Secara umum, diseminasi ini menjelaskan tentang 4 hal yakni Pusat Logistik Berikat (PLB), Sistem Resi Gudang (SRG) dan Ekspor serta Integrasi Pasar Beras.

PLB merupakan suatu bentuk alternatif yang dibentuk pemerintah untuk membantu menyimpan barang asal luar daerah pabean dan/atau yang berasal dari tempat lain dalam daerah pabean, dan memiliki daya simpan yang cukup lama. Hal ini sesuai dengan yang dikatakan oleh Avif Haryana, SE, MT.

“Pusat Logistik Berikat ini sebagai tempat penyimpanan barang yang berasal dari luar daerah pabean dan/atau yang berasal dari tempat lain yang masih dala daerah pabean, nantinya yang disimpan tersebut dapat bertahan hingga tiga tahun sampai ada transaksi jual beli,” ungkapnya.

Selanjutnya SRG ini awalnya dikarenakan petani yang sering mengalami fluktuasi harga pada saat panen raya, sehingga mereka mendapatkan harga yang lebih rendah. Hal ini membuat pemerintah mengkaji dan memberikan alternatif kepada para petani yakni dengan membangun SRG yang bertujuan untuk menyimpan sebagian produksi hingga harga menjadi lebih tinggi dari sebelumnya. Sesuai dengan yang diungkapkan Riffa Utama, ME.

“Pemerintah memberikan alternatif kepada para petani ini, yaitu SRG sehingga pada saat produksinya banyak sebagian dapat disimpan di SRG agar dapat mendapatkan harga di kemudian hari lebih tinggi. Namun selama barang ini disimpan di SRG, petani tetap mendapatkan modal sebagai kebutuhan produksi berikutnya yaitu dengan menjaminkan resinya di bank,” ungkapnya.

SRG Kopi baru ada di Aceh, Sumatera Utara dan Bengkulu dan sudah menerbitkan 36 resi ataurata-rata 6 resi per tahun, dengan jumlah volume sekitar 600 ton dan nominal uang Rp 30 miliar. Memang SRG ini implementasinya masih kecil tetapi hal ini tidak membuat pemerintah yakni BPPP menyerah untuk mengajak petani kopi menggunakan SRG kopi.

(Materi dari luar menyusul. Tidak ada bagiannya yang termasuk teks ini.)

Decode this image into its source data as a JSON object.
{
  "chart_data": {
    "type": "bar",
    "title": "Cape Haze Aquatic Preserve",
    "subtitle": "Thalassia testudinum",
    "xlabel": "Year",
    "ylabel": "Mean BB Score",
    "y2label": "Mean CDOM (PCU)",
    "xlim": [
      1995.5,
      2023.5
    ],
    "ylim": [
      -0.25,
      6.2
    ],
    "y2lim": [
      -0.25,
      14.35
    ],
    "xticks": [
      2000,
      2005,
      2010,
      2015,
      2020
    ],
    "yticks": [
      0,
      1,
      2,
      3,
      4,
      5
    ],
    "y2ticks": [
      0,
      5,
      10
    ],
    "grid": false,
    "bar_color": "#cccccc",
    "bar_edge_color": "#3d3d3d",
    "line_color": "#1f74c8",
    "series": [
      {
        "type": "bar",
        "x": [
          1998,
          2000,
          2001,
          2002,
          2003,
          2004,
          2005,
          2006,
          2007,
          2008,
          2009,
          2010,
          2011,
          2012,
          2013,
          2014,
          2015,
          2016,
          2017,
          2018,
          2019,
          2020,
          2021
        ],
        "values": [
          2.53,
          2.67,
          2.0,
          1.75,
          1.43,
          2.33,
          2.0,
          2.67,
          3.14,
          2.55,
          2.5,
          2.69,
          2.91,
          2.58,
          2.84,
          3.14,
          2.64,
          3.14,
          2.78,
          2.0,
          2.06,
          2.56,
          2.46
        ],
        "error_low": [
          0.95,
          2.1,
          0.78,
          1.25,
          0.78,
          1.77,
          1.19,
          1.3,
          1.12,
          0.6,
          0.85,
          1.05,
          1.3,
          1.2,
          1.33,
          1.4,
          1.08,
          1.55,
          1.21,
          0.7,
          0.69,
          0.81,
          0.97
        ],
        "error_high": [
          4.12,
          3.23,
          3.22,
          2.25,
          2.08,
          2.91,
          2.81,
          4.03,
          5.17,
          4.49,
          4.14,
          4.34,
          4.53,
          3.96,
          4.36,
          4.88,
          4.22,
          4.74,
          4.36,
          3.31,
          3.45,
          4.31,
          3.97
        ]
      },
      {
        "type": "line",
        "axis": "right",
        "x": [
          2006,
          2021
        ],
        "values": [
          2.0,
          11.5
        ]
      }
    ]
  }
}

Kemudian menurut Reza Anglingkusumo, Ph.D, Indonesia memiliki surplus barang yang tinggi namun tidak terfasilitasi dengan baik untuk perdagangan. Bahkan sesuai neraca perdagangan Indonesia didapatkan bahwa impor non migasnya mengalami defisit. Ia menyambut baik PLB untuk membantu dalam efisiensi dari biaya.

“Salah satu kunci meningkatnya ekspor adalah dengan manufakturing ekspor, apabila kita bandingkan dengan Tiongkok, Thailand, Vietnam, Korea Selatan dan Malaysia itu kita melihat bahwa net transaksi barang PDB mereka sangat tinggi artinya surplus dan ekspornya sangat tinggi karena manufakturnya sangat tinggi,”ungkapnya.

Beras menjadi salah satu contoh komoditi yang memiliki surplus tinggi di Indonesia. Beras juga merupakan komoditi yang masih sangat menjadi fokus pemerintah dalam pembangunan ekonomi. Aspek ketersediaan, distribusi dan harga perlu diperhatikan dalam pasar beras karena masih menjadi kebutuhan pokok untuk masyarakat Indonesia. Bahkan terdapat pergeseran pola hidup masyarakat Indonesia bagian timur yang dahulunya jarang mengonsumsi beras menjadi sering mengonsumsinya. Disampaikan juga oleh Prof. Dr. Taufiq Marwa, SE, M.Si bahwa beras ini menjadi penyumbang inflasi terbesar.

“Produksi beras khususnya di Sumatera Selatan merupakan surplus dan sebagai penyumbang inflasi terbesar. Peran daripada pemerintah adalah serap hasil petani bukan menyerap dari pedagang. Ini berarti tangan pemerintah harus panjang, kalo dulu ada KUD,” ungkapnya.